I voted Dantonio then looked at Purdue's past. Tiller turned a long term disaster into a good program. MSu has always been ok.
FWIW, in 1973 Purdue lured away Northwestern's coach who was coming off a 2-9 season.
Yep. They're both great coaches, but in my opinion what Tiller did at Purdue was the far more impressive feat than what Dantonio has done at Michigan State. You have to remember the true football wasteland that is Purdue, how its locale, its tradition, and overall interest in its program are all very much lacking in comparison to MSU, and how other than that very brief glimpse of glory behind QB Mark Hermann and under Hall of Fame coach Jim Young in the very late 1970's, Purdue football had been a chronic loser for the better part of three decades prior to Tiller's arrival. What he did at Purdue was similar to what Bill Snyder did at K-State in that both somehow resuscitated what had been a corpse, and the longer Tiller's been gone, the more you realize how what he accomplished there was such an aberration, as since his departure, Purdue has retreated right to the same doldrums it had been inhabiting prior to his arrival. After Young left in 1981 for West Point, Leon Burtnett, Fred Akers, and Jim Colletto posted a collective 54-107-5 record at Purdue, then Tiller came in, coached 12 seasons while leading them to 10 of their 16 all time bowl appearances while posting an 87-62 mark, then he retired and Danny Hope and Darrell Hazell have subsequently gone 42-57. The common denominator in both Tiller's predecessors and successors is that they have all found that it is an exceptionally difficult task to win at Purdue.

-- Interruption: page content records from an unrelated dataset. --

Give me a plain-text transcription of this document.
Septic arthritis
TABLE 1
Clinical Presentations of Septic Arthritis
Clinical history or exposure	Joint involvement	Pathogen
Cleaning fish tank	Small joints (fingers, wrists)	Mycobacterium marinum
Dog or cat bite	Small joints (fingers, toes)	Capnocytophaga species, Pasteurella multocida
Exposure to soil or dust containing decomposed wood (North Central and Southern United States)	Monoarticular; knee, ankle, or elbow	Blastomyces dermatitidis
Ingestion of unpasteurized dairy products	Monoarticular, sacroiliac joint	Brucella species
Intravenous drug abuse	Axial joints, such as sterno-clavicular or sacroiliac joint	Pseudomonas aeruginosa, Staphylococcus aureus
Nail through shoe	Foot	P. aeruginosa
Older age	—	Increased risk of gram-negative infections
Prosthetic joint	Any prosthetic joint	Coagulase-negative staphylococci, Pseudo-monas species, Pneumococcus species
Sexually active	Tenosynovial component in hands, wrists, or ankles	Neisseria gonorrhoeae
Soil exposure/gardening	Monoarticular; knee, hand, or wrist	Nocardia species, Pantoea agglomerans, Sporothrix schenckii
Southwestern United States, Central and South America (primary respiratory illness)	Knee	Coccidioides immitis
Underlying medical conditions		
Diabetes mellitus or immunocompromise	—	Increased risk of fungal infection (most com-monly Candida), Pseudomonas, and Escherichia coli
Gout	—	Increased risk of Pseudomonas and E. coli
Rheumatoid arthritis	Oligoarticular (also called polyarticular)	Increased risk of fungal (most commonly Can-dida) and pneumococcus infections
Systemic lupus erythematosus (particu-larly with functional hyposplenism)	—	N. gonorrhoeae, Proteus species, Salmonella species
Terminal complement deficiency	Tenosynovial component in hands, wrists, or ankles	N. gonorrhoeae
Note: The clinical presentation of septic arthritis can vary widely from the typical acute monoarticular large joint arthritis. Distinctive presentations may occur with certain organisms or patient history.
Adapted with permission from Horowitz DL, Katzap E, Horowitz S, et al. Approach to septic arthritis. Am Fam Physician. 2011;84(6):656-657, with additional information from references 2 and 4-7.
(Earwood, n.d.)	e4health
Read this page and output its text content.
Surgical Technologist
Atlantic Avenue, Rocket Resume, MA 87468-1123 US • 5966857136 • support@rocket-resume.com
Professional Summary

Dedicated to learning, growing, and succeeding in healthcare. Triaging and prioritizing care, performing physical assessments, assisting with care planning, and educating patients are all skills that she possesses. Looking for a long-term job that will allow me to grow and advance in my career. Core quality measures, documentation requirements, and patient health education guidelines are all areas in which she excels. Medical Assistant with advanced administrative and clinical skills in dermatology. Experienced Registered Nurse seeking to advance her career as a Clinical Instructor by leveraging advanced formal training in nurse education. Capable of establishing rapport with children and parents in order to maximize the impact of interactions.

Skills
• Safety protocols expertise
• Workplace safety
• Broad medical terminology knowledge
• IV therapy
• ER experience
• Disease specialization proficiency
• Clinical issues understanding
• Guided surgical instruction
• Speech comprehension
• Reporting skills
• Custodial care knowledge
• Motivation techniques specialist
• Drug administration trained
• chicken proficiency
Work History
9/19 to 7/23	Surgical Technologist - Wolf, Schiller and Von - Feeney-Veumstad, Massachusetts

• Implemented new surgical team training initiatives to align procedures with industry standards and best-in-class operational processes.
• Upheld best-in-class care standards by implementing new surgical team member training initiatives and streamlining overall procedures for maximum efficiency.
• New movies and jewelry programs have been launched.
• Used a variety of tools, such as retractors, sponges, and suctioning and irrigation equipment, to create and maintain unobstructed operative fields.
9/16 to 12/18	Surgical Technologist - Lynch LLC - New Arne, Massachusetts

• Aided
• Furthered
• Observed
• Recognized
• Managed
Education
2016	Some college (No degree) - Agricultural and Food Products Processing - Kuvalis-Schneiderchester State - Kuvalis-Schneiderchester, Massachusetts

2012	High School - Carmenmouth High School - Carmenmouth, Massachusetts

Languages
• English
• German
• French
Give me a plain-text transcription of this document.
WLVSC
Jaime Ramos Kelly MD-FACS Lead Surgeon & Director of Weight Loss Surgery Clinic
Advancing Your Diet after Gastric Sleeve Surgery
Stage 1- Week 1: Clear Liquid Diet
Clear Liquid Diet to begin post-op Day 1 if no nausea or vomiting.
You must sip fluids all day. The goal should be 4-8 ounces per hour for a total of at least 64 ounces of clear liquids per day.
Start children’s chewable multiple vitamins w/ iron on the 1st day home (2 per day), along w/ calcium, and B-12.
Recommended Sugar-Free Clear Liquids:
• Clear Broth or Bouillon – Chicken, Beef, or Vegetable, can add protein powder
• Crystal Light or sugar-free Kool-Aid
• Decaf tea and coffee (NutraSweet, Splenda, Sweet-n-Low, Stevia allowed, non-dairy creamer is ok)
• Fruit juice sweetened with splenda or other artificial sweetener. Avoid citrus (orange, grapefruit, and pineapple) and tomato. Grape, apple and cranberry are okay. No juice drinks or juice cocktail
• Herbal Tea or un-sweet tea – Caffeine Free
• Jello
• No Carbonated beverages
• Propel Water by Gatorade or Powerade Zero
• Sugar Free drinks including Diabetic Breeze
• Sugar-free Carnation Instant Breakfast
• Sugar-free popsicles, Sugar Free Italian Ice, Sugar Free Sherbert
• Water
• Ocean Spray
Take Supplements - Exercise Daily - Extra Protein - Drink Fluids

He was a true innovator too, as he was the first coach to introduce the spread offense to the stodgy and hidebound Big Ten. Everyone was doubting that audacious approach, and I remember Lloyd Carr and many others derisively dismissing the thought that anyone could win playing pitch and catch football in the cold-weather Big Ten. Tiller enjoyed all those doubters, and he'd chuckle at the lot of them while saying "Just wait and see.", and see they did. He was a really cool guy and a great football coach.
Sparty on the other hand, well, they were mostly just mediocre at worst prior to Dantonio's arrival rather than truly wretched as Purdue was prior to Tiller. There were the Saban years of course at Michigan State, but even prior to him George Perles put up some very quality seasons (including the 1987 Rose Bowl) at MSU. It was never so much that Michigan State was truly awful, but just that for a long time they were very much the little brother to Michigan when that program was at its peak, but now that worm has turned completely.
Anyhow, very long story short (and my apologies for rambling), what Tiller did for Purdue was borderline miraculous, so my regard for his coaching abilities could not possibly be higher.